At the time, Goldstein wrote that minimum wage was $3.35 and he could have paid his entire freshman year tuition, plus fees, by just working a full-time job for about seven weeks.
Tuition has multiplied by more that 11 times since, but the minimum wage has only been raised to $7.25.
CNBC Make It wrote that in a survey conducted with 3,069 students, 39% of students who already have loans would consider dropping out of school in order to avoid accumulating more debt.
San Jose City College 2021 tuition fees are $1,362 for California residents and $9,118 for out-of-state students. Approximately 48% of enrolled students have received grants, scholarships as well as financial aid, according to https://www.collegetuitioncompare.com/edu/122746/san-jose-city-college/.
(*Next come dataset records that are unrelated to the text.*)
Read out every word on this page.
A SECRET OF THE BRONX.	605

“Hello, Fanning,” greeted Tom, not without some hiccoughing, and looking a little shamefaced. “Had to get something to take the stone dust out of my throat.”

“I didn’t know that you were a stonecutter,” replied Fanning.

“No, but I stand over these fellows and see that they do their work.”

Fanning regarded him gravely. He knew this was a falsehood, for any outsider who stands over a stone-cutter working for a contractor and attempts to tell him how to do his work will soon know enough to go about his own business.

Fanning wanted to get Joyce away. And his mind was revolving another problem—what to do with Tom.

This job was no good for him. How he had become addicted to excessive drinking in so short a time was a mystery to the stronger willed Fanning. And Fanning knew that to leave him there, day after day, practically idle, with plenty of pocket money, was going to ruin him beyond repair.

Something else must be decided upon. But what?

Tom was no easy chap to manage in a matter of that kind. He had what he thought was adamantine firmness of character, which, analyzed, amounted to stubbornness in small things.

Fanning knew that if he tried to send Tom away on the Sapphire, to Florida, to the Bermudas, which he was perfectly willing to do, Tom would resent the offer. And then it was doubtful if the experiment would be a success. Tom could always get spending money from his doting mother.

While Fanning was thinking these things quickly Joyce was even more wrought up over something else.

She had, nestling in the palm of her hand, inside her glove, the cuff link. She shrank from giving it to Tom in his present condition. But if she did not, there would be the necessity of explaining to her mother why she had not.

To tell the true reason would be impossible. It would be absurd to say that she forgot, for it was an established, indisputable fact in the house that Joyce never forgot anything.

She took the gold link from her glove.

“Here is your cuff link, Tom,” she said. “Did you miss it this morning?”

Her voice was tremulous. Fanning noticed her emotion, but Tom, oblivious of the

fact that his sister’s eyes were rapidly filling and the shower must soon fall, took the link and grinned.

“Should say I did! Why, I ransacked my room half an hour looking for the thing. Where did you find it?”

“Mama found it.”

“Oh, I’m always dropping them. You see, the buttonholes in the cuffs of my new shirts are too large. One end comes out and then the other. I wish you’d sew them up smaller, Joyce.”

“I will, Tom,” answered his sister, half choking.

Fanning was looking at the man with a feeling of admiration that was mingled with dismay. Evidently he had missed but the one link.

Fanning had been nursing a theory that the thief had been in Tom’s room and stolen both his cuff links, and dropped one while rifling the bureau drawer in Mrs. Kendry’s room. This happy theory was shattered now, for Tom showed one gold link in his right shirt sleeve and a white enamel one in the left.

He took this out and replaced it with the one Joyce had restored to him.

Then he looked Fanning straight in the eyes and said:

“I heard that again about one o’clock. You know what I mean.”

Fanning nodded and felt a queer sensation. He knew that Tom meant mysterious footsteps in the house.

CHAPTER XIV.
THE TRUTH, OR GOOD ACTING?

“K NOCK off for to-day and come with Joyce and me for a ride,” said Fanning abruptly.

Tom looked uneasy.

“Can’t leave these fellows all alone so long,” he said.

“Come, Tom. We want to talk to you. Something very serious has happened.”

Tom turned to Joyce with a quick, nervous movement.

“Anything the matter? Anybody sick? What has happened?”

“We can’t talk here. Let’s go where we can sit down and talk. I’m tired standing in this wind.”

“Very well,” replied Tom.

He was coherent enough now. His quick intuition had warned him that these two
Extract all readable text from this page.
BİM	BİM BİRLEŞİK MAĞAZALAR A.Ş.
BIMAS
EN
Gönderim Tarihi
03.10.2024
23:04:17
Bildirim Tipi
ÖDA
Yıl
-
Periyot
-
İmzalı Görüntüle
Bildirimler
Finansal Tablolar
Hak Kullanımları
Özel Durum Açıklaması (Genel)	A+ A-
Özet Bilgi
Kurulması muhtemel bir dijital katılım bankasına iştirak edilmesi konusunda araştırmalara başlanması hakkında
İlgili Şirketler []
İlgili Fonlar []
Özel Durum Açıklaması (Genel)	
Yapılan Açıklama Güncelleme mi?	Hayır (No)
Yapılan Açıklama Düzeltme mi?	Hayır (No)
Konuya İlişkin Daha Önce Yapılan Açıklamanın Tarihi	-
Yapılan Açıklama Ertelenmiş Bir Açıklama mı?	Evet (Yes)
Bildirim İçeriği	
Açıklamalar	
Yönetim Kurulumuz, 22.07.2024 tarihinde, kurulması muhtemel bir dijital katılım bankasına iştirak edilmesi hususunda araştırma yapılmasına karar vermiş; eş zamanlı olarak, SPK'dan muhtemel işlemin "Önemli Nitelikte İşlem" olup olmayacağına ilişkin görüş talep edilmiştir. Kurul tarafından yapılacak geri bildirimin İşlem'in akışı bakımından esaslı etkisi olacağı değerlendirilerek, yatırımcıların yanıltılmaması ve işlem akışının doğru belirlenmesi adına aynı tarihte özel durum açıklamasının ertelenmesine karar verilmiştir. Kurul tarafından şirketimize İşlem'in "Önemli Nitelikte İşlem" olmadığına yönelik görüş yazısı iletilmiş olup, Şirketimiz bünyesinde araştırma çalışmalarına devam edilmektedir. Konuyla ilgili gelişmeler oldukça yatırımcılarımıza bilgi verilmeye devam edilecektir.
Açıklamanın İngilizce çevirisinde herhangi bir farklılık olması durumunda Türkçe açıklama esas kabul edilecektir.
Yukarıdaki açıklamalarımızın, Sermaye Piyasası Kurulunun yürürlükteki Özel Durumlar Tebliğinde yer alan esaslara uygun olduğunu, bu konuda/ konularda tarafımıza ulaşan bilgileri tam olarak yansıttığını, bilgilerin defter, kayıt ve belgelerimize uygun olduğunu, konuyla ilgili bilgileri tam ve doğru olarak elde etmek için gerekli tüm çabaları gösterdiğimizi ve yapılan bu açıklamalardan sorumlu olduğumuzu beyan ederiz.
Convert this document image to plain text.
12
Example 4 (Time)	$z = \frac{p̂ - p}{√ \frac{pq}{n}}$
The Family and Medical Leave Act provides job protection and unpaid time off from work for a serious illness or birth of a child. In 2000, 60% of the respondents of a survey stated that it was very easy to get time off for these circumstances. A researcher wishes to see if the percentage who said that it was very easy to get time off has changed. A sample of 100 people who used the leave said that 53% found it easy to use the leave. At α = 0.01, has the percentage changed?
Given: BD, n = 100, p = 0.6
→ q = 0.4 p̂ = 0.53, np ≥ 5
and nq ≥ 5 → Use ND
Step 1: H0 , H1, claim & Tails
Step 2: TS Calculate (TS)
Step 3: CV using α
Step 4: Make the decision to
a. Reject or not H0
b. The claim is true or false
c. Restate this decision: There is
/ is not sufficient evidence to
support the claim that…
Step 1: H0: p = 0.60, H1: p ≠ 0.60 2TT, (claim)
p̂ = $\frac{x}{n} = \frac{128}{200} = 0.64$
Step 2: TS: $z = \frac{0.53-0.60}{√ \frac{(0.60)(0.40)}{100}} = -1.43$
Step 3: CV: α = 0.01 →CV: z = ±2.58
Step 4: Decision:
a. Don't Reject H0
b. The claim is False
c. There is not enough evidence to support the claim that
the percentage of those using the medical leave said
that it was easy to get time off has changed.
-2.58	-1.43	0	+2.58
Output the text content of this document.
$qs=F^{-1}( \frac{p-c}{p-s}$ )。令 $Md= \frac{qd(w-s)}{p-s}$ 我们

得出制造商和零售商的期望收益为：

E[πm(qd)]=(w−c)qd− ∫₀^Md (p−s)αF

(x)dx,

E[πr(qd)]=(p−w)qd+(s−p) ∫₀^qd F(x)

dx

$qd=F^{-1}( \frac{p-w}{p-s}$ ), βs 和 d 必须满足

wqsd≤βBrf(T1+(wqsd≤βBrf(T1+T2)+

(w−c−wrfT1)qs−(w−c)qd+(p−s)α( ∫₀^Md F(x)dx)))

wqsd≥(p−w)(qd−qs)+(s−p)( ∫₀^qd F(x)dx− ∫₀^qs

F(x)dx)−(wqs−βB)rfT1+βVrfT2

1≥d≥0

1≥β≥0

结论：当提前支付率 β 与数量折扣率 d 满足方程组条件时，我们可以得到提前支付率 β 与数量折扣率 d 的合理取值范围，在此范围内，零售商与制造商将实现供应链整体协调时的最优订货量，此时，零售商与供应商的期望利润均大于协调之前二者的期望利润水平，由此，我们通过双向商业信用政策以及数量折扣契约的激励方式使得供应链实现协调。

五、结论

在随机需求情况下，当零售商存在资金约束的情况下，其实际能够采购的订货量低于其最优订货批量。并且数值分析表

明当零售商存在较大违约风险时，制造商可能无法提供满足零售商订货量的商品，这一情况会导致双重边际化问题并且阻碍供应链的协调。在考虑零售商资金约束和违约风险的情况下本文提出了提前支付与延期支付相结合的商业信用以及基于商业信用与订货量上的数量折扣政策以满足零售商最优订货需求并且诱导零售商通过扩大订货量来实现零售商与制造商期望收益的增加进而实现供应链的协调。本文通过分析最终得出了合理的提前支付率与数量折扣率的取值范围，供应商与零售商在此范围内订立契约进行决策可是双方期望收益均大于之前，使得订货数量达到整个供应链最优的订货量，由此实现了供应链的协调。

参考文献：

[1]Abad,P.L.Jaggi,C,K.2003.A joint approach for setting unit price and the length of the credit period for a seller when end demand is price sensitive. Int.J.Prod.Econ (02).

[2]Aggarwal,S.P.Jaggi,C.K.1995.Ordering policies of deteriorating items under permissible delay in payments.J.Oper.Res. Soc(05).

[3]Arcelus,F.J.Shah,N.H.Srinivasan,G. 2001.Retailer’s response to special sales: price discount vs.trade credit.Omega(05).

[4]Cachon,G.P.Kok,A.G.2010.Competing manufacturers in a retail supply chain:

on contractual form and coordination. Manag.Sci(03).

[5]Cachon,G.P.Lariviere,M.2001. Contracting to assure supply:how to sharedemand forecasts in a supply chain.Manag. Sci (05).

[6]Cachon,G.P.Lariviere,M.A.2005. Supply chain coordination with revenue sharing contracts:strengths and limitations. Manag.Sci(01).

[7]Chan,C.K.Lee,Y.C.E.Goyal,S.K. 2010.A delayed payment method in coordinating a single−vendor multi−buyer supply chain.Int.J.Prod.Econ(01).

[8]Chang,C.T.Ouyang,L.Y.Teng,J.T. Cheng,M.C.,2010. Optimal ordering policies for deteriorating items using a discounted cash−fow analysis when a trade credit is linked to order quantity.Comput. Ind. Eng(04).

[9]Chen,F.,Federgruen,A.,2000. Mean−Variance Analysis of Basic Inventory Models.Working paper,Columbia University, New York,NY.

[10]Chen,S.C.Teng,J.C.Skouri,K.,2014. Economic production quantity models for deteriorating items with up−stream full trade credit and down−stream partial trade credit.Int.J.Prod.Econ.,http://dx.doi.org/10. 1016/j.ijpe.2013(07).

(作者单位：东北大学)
It also states that the average earning after 10 years of graduation is $37,600. Is that enough for the cost of living in the Bay Area?
Students shouldn’t have to worry about paying their student loan or their rent.
According to https://www.payscale.com/cost-of-living-calculator/California-San-Jose, San Jose’s cost of living is 49% higher than the national average. The cost of living in San Jose has been calculated to $50,000.
This student relief bill will help alleviate the burden for about 45 million students. Whether it be the $10,000 relief for students that President Biden endorsed while campaigning or $50,000 that Congress is trying to push him to pass, the mass relief that would spread across the country would be remarkable.
Students need this relief bill to be passed. Many students heard it promised by Biden and are still awaiting the fulfillment of it. Many are struggling, drowning in student debt.
This relief bill will help relieve financial hardships caused by federal and private loans, not to mention the financial hardship also caused by COVID-19.